Russian authorities have detained six Crimean Tatars after their homes were searched in Ukraine's Moscow-annexed Crimean peninsula.
The Crimean Solidarity human rights group said on January 24 that the searches were conducted at the homes of Ekrem Krosh, Ayder Asanov, Refat Seydametov, Osman Abdurazzakov, Leman Zekiryayev, and Khalil Mambetov in the Dzhankoy district.
The men were later taken away by officers of Russia's Federal Security Service (FSB).
Ekrem Krosh's wife, Amide Krosh, told the Crimean Solidarity group that the officers said the searches were part of an unspecified terrorism case.

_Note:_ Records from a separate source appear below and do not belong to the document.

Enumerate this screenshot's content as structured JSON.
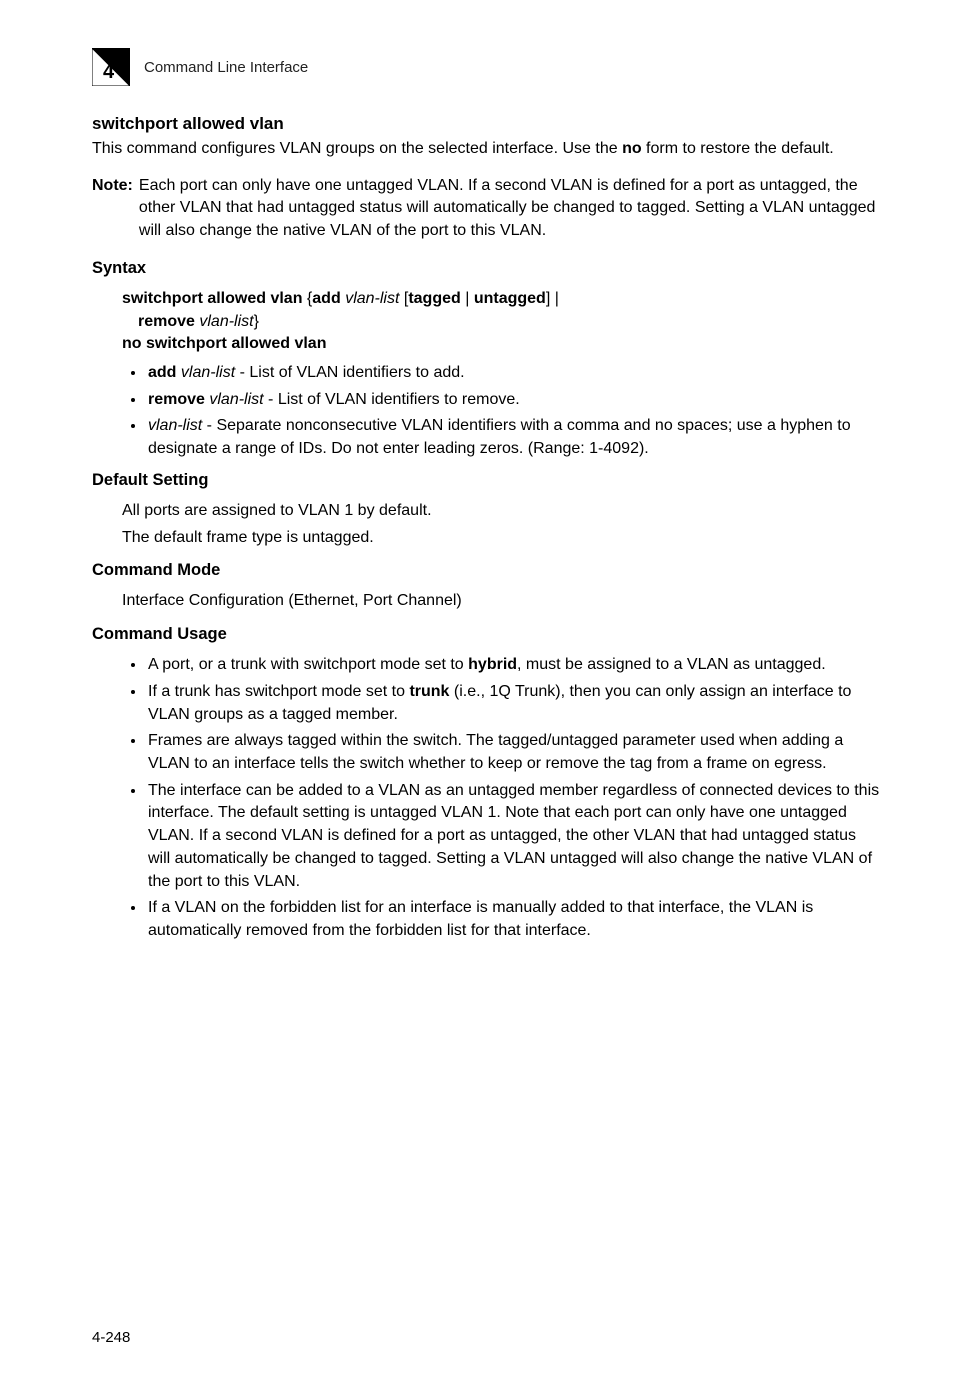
{
  "header": {
    "chapter_number": "4",
    "chapter_label": "Command Line Interface"
  },
  "title": "switchport allowed vlan",
  "intro_html": "This command configures VLAN groups on the selected interface. Use the <b>no</b> form to restore the default.",
  "note": {
    "label": "Note:",
    "text": "Each port can only have one untagged VLAN. If a second VLAN is defined for a port as untagged, the other VLAN that had untagged status will automatically be changed to tagged.  Setting a VLAN untagged will also change the native VLAN of the port to this VLAN."
  },
  "syntax": {
    "heading": "Syntax",
    "line1_html": "<b>switchport allowed vlan</b> {<b>add</b> <i>vlan-list</i> [<b>tagged</b> | <b>untagged</b>] |",
    "line2_html": "<b>remove</b> <i>vlan-list</i>}",
    "line3_html": "<b>no switchport allowed vlan</b>",
    "bullets": [
      "<b>add</b> <i>vlan-list</i> - List of VLAN identifiers to add.",
      "<b>remove</b> <i>vlan-list</i> - List of VLAN identifiers to remove.",
      "<i>vlan-list</i> - Separate nonconsecutive VLAN identifiers with a comma and no spaces; use a hyphen to designate a range of IDs. Do not enter leading zeros. (Range: 1-4092)."
    ]
  },
  "default_setting": {
    "heading": "Default Setting",
    "lines": [
      "All ports are assigned to VLAN 1 by default.",
      "The default frame type is untagged."
    ]
  },
  "command_mode": {
    "heading": "Command Mode",
    "text": "Interface Configuration (Ethernet, Port Channel)"
  },
  "command_usage": {
    "heading": "Command Usage",
    "bullets": [
      "A port, or a trunk with switchport mode set to <b>hybrid</b>, must be assigned to a VLAN as untagged.",
      "If a trunk has switchport mode set to <b>trunk</b> (i.e., 1Q Trunk), then you can only assign an interface to VLAN groups as a tagged member.",
      "Frames are always tagged within the switch. The tagged/untagged parameter used when adding a VLAN to an interface tells the switch whether to keep or remove the tag from a frame on egress.",
      "The interface can be added to a VLAN as an untagged member regardless of connected devices to this interface. The default setting is untagged VLAN 1. Note that each port can only have one untagged VLAN. If a second VLAN is defined for a port as untagged, the other VLAN that had untagged status will automatically be changed to tagged.  Setting a VLAN untagged will also change the native VLAN of the port to this VLAN.",
      "If a VLAN on the forbidden list for an interface is manually added to that interface, the VLAN is automatically removed from the forbidden list for that interface."
    ]
  },
  "page_number": "4-248",
  "colors": {
    "text": "#000000",
    "background": "#ffffff"
  }
}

Occupying Russian authorities have not issued any official statement regarding the searches and detention of the alleged suspects.

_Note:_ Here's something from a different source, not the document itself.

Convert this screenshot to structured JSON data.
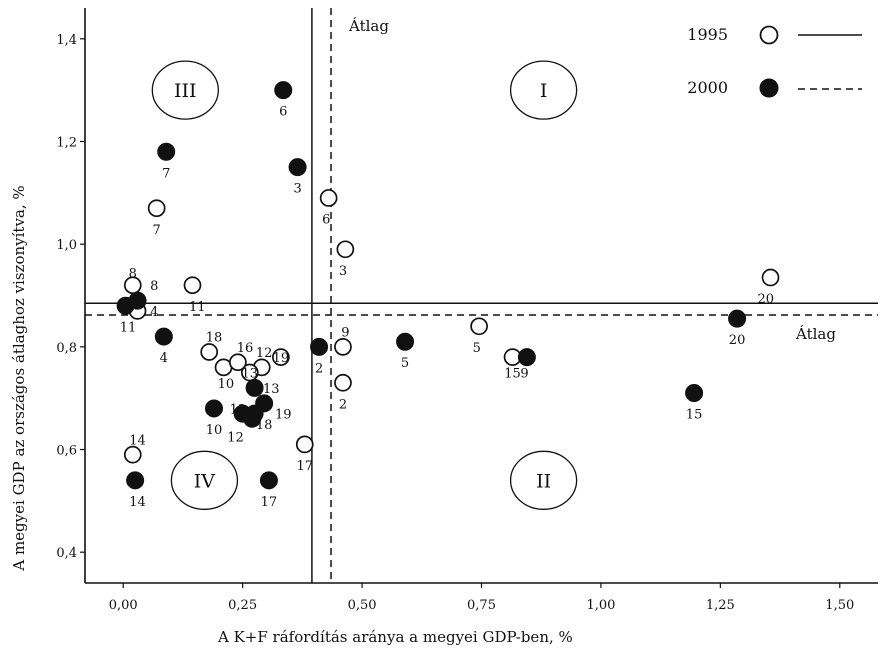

Since Moscow seized Crimea in 2014, Russian authorities have prosecuted dozens of Crimean Tatars for allegedly belonging to Hizb ut-Tahrir, an Islamic group that is banned in Russia but not in Ukraine.
Moscow’s takeover of the peninsula was vocally opposed by many Crimean Tatars, who are a sizable minority in the region.
Exiled from their homeland to Central Asia by Soviet authorities under the dictatorship of Josef Stalin during World War II, many Crimean Tatars are very wary of Russia and Moscow's rule.
Rights groups and Western governments have denounced what they describe as a campaign of repression by the Russian-imposed authorities in Crimea who are targeting members of the Turkic-speaking Crimean Tatar community and others who have spoken out against Moscow's takeover of the peninsula.
Russia took control of Crimea from Ukraine in March 2014 after sending in troops, seizing key facilities, and staging a referendum dismissed as illegal by at least 100 countries. Moscow also backs separatists in a war against Ukrainian government forces that has killed more than 13,200 people in eastern Ukraine since April 2014.